Теперь он понял, что Шредер имел в виду, когда говорил, что то, другое приспособление, было только “для демонстрации”. Менее чем за месяц его новое приобретение сделало его почти полностью независимым.

Однажды, к концу пятого месяца пребывания Гаррисона в центре (его должны были выписать и предоставить самому себе перед Рождеством), его позвали к телефону. Он знал, что это будет дурная весть. Последние дни он плохо спал: метался и ворочался, — что приводило к беспричинной раздражительности. Он страдал от сильных “ложных” болей в животе, вызвавших тошнотворные головные боли и даже рвоту, но его физическое здоровье, тем не менее, было, как никогда, отличным, фактически он мучился чьими-то симптомами и знал чьими. Поэтому, как только он взял трубку, имя “Томас” само собой сорвалось с его губ.

— Ричард, — донесся прерывистый шепот с другого конца провода, — да, это Томас. Я позвонил тебе, чтобы сказать многое, но главное — теперь осталось недолго.

У Гаррисона перехватило дыхание.

— Послушай, — горло предательски пересохло, — я не...
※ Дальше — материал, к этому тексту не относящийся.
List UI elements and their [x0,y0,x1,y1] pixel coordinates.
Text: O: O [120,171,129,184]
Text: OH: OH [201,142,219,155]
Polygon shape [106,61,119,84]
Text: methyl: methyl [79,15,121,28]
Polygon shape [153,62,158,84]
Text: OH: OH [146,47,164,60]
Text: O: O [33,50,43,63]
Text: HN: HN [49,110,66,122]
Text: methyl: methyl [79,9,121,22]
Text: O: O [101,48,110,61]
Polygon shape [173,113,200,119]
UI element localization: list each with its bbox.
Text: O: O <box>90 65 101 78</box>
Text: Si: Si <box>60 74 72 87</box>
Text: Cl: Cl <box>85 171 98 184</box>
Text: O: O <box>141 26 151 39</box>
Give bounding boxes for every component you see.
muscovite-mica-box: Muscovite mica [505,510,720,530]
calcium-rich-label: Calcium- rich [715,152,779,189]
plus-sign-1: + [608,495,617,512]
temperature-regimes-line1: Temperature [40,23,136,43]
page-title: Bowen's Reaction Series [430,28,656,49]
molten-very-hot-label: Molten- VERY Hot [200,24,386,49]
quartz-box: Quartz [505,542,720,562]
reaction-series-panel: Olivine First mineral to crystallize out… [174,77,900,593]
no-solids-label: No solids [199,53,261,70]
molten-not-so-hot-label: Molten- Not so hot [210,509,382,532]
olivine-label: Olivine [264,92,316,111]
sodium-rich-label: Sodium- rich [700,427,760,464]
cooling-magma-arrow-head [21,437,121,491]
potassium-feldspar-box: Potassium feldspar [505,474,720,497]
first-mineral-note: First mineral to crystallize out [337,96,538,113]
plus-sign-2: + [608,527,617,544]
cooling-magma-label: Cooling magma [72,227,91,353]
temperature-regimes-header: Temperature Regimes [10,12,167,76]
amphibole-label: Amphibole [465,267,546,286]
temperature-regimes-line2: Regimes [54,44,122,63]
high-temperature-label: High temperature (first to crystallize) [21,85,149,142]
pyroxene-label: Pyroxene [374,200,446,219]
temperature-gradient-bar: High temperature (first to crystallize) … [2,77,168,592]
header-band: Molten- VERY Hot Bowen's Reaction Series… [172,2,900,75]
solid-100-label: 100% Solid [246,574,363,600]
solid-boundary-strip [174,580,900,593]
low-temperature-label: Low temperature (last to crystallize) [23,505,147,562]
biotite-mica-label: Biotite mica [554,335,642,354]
— Умоляю! — прошептал Шредер. — Даже говорить больно. Просто выслушай меня. Потом ты будешь говорить, а я — слушать...

Мой дом в ларце — твой. Ты всегда должен пускать Зауля Зиберта в госпиталь, а Адама Шенка — в библиотеку и обсерваторию. Помимо этого тебе принадлежит все поместье, делай в нем, что хочешь, но распоряжаться им ты не должен. Оно само позаботится о себе. Финансируется поместье отдельно. Вилли Кених знает все тонкости. Теперь слушай внимательно, Ричард. Кроме тех трехсот тысяч фунтов, которые я назначил тебе после того, как ты гостил у меня, я поместил одиннадцать с половиной миллионов немецких марок на счет в одном из швейцарских банков. И снова, Вилли — ключ. Это, в основном, “рабочие деньги”, которые принесут тебе большую выгоду. Думаю, ежегодный процент с них составит где-то от трехсот до трехсот пятидесяти тысяч фунтов. Ты крайне богат, мой мальчик.

— Томас, я.., не знаю, что сказать.

— Ничего не говори. Мы заключили соглашение, и я выполнил мою часть сделки.

— Временами я все еще думаю, что вы — сумасшедший. Все эти деньги...

Смешок Шредера походил на помехи на линии.

— Какая мне теперь польза от денег, Ричард? И ведь все мои деньги будут ждать меня — нас! И, Ричард, если бы ты знал, сколько их, осевших во множестве мест, и доходы от них год от года все растут. Однажды — о, это произойдет! — мы окажемся среди самых богатых людей ми. — .ра..! — он закашлялся.

— Томас! Ради Бога, не надо! — Гаррисон сжал трубку и согнулся. — Томас, я что-то чувствую внутри себя. Вашу боль!